Identifying PTPRJ As a Novel Mediator of CEBPA-Mutated AML

10-20% of acute myeloid leukaemia (AML) cases in children and adults carry mutations in the transcription factor CCAAT/enhancer binding protein alpha (CEBPA). CEBPA is transcribed from a single exon and produces two isoforms, p30 and p42, with characteristic mutations, either frameshift mutations in the N-terminal portion ( CEBPA ^Nterm) leading to production of only the p30 isoform, or in frame mutations in the C-terminal portion ( CEBPA ^Cterm), disrupting DNA binding.
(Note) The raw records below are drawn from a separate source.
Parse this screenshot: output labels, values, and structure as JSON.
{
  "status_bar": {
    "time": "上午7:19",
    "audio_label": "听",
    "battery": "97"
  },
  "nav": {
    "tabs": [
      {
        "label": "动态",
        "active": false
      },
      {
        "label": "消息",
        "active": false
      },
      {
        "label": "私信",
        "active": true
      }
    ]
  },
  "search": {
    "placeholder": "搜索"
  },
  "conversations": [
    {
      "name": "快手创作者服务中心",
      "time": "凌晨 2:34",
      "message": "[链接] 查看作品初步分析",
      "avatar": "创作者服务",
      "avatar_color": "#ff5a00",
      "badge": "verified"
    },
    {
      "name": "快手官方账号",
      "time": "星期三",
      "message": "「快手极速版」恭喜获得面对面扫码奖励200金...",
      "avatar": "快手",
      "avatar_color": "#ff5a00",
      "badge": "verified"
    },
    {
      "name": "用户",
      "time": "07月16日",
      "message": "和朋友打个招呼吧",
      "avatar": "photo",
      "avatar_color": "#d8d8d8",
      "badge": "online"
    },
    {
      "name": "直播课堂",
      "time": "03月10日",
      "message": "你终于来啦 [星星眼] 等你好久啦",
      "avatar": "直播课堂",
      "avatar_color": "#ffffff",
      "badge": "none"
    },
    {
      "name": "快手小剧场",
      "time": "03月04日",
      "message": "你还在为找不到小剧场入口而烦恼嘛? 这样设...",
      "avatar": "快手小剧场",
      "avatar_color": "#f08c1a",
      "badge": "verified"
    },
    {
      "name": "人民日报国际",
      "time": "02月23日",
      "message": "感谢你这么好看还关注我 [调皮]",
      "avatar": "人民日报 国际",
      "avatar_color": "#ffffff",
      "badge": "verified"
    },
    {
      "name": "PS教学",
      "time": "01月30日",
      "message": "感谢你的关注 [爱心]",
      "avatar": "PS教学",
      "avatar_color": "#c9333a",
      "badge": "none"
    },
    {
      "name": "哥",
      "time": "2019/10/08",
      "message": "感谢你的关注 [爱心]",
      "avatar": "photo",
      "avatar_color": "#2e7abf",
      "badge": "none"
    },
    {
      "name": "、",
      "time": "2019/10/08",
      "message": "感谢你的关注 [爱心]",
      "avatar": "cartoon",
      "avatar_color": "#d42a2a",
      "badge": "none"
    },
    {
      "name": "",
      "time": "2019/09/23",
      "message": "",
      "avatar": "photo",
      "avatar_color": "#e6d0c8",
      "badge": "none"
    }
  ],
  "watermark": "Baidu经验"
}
The most frequent secondary driver mutation in CEBPA-mutated AML, is the second allele of CEBPA. Additionally, in rare germline CEBPA cases, the founding mutation is usually CEBPA ^Nterm, with allindividuals showing acquisition of a second hit mutation in the CEBPA ^Cterm on the alternate CEBPA allele at the time of AML diagnosis, which has near 100% penetrance in these families. This highlights a strong selective pressure for this very specific biallelic mutation pattern.

We have developed zebrafish models with germline cebpa ^Nterm and cebpa ^Cterm mutations that faithfully recapitulates the disease, with all homozygous and double heterozygous mutants showing loss of mature myeloid cells, and impaired survival. All double or compound mutants die by 10 weeks of age, with haematopoietic stem and progenitor cell (HSPC) expansion, and leukaemia in around 30% of these animals.
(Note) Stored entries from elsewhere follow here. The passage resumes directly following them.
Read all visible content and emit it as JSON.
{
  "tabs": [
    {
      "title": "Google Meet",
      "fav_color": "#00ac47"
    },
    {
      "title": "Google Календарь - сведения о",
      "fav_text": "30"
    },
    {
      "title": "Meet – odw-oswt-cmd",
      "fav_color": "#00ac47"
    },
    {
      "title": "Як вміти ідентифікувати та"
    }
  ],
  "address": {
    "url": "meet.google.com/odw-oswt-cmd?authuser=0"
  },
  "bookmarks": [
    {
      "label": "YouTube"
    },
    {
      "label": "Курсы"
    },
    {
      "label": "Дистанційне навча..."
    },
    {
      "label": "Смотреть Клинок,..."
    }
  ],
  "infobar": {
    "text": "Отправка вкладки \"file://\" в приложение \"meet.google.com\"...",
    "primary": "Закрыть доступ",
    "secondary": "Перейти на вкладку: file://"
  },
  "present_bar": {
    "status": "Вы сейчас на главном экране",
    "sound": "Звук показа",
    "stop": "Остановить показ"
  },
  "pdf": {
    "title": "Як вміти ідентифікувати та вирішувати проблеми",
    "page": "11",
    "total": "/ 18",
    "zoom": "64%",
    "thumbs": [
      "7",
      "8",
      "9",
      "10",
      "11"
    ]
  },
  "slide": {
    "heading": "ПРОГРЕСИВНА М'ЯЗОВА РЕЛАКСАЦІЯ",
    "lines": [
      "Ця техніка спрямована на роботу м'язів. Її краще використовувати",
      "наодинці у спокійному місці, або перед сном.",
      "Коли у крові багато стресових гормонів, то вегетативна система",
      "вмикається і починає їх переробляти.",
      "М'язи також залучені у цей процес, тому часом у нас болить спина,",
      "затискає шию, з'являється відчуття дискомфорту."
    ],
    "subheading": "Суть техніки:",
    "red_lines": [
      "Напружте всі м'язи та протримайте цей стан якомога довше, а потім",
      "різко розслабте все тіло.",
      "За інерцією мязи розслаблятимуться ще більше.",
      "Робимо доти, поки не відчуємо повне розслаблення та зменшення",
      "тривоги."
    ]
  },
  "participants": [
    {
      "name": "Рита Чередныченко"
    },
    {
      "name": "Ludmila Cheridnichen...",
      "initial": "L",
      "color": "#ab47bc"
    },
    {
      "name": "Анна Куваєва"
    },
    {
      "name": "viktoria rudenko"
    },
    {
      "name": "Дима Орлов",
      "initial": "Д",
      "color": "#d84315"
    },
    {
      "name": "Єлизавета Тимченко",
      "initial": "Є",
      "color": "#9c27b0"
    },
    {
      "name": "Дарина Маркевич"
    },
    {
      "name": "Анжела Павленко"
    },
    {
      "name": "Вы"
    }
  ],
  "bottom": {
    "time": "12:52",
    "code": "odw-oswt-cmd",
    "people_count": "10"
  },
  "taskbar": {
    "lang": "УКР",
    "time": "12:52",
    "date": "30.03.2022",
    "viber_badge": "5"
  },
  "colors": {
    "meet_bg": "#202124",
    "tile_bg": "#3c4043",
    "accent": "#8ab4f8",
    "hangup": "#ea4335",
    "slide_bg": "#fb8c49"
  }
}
Our model also demonstrates distinct phenotypes for cebpa ^Nterm and cebpa ^Cterm mutations during developmental haematopoiesis prior to leukaemia onset. We observed that cebpa ^Nterm and cebpa ^Cterm mutations have opposite effects on the expression of c-myb, a transcription factor expressed by proliferating HSPC, from 3 days post fertilization. cebpa ^Nterm/Nterm mutants show an increase in c-myb while cebpa ^Cterm/Cterm show reduced c-myb expression during development.
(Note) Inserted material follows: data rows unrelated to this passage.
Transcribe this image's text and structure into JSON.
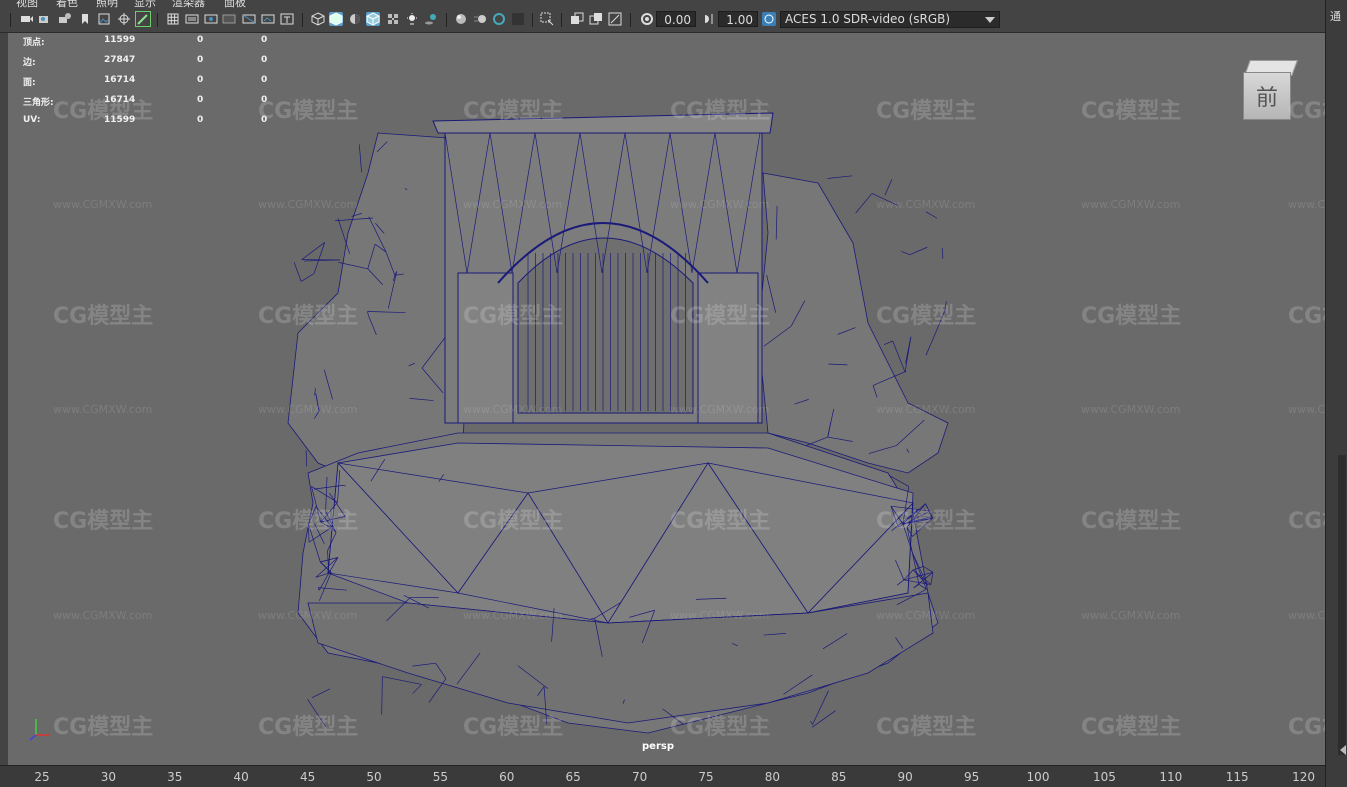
{
  "menu": {
    "items": [
      "视图",
      "着色",
      "照明",
      "显示",
      "渲染器",
      "面板"
    ]
  },
  "toolbar": {
    "exposure_value": "0.00",
    "gamma_value": "1.00",
    "color_management_label": "ACES 1.0 SDR-video (sRGB)"
  },
  "hud": {
    "rows": [
      {
        "label": "顶点:",
        "values": [
          "11599",
          "0",
          "0"
        ]
      },
      {
        "label": "边:",
        "values": [
          "27847",
          "0",
          "0"
        ]
      },
      {
        "label": "面:",
        "values": [
          "16714",
          "0",
          "0"
        ]
      },
      {
        "label": "三角形:",
        "values": [
          "16714",
          "0",
          "0"
        ]
      },
      {
        "label": "UV:",
        "values": [
          "11599",
          "0",
          "0"
        ]
      }
    ]
  },
  "view_cube": {
    "label": "前"
  },
  "viewport": {
    "camera_label": "persp"
  },
  "watermark": {
    "logo_text": "CG模型主",
    "url_text": "www.CGMXW.com"
  },
  "timeline": {
    "ticks": [
      "25",
      "30",
      "35",
      "40",
      "45",
      "50",
      "55",
      "60",
      "65",
      "70",
      "75",
      "80",
      "85",
      "90",
      "95",
      "100",
      "105",
      "110",
      "115",
      "120"
    ]
  },
  "right_panel": {
    "glyph": "通"
  },
  "colors": {
    "viewport_bg": "#6a6a6a",
    "wireframe": "#1a1a7a",
    "mesh_fill": "#7a7a7a",
    "active_icon": "#5aa0c8"
  }
}
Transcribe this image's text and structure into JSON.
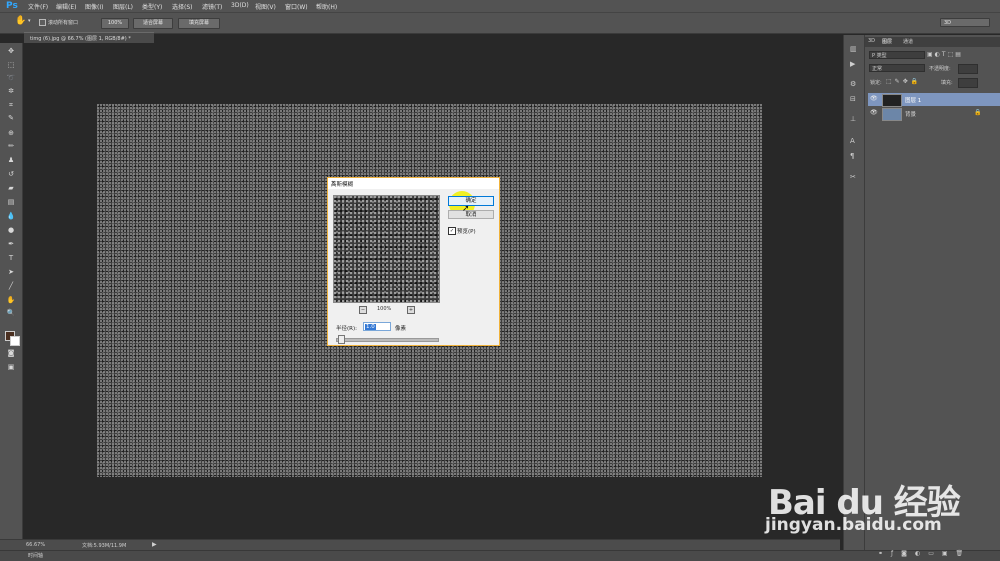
{
  "app": {
    "logo": "Ps"
  },
  "menu": [
    "文件(F)",
    "编辑(E)",
    "图像(I)",
    "图层(L)",
    "类型(Y)",
    "选择(S)",
    "滤镜(T)",
    "3D(D)",
    "视图(V)",
    "窗口(W)",
    "帮助(H)"
  ],
  "options": {
    "scroll_all": "滚动所有窗口",
    "zoom": "100%",
    "fit_screen": "适合屏幕",
    "fill_screen": "填充屏幕",
    "workspace": "3D"
  },
  "document": {
    "tab_title": "timg (6).jpg @ 66.7% (图层 1, RGB/8#) *"
  },
  "status": {
    "zoom": "66.67%",
    "doc_size": "文档:5.93M/11.9M",
    "timeline": "时间轴"
  },
  "layers_panel": {
    "tabs": [
      "3D",
      "图层",
      "通道"
    ],
    "kind": "P 类型",
    "blend_mode": "正常",
    "opacity_label": "不透明度:",
    "lock_label": "锁定:",
    "fill_label": "填充:",
    "layers": [
      {
        "name": "图层 1"
      },
      {
        "name": "背景"
      }
    ]
  },
  "dialog": {
    "title": "高斯模糊",
    "ok": "确定",
    "cancel": "取消",
    "preview": "预览(P)",
    "zoom": "100%",
    "radius_label": "半径(R):",
    "radius_value": "1.0",
    "radius_unit": "像素",
    "zoom_out": "−",
    "zoom_in": "+"
  },
  "watermark": {
    "brand": "Bai du 经验",
    "site": "jingyan.baidu.com"
  }
}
To uncover the mechanisms by which cebpa ^Nterm and cebpa ^Cterm effect HSPCs we undertook RNASeq of sorted Tg(cd41:eGFP) ^lo HSPCs from fish of all possible genotype combinations. We identified both shared and unique expression profiles between genotypes. We also identified 4 genes that that were differentially regulated in both cebpa ^Nterm/Nterm and cebpa ^Cterm/Cterm HSPC, but in opposing vectors (upregulated in cebpa ^Cterm/Cterm and downregulated in cebpa ^Nterm/Nterm) (Figure 1). We hypothesised that these 4 genes are candidate drivers of selective pressure for the common CEBPA ^Cterm/Ntermmutation combination in human AML, and thus the malignant phenotype it confers. One of these candidate genes, PTPRJ, has also recently been identified as a frequently mutated gene in CEBPA-mutated AML in children thereby validating the relevance of our dataset and our approach.

To define the effects of these 4 candidate genes we then conducted an F0 CRISPR knock-out screen in all cebpa mutant combinations in our zebrafish model, using c-myb expression as a phenotypic readout. We identified ptprja as our primary candidate gene and showed that loss of ptprja alone and in combination with cebpa ^Cterm/+ reduced expression of c-myb but had no effect on expression of c-myb in cebpa ^Cterm/Cterm, indicating that ptprja loss reduces c- myb-expressing HSPC and that this is dependent on functional cebpa DNA binding.

We then examined the impact of ptprja knockout in juvenile zebrafish. Homozygous and double heterozygous mutants develop a pre-leukaemia expansion of HSPC before they succumb to death. We showed that that loss of ptprja in cebpa ^Cterm/Cterm fish accelerates this pre-leukaemic expansion of Tg(cd41:eGFP) ^lo HSPCs in 4 week fish (Figure 2). We also showed an opposing effect in the cebpa ^Nterm/Nterm mutants at 2 weeks, where loss of ptprja resulted in decreased pre-leukemic expansion of HSPC.

These data indicate a role for PTPRJ in mediating HSPC expansion in CEBPA-mutated AML and suggest that PTPRJ may mediate the mechanism of clonal selection in those with a CEBPA mutation that drives the acquisition of a second CEBPA mutation on the opposing allele, leading to the common CEBPA ^Cterm/Nterm in patients with CEBPA-mutated AML.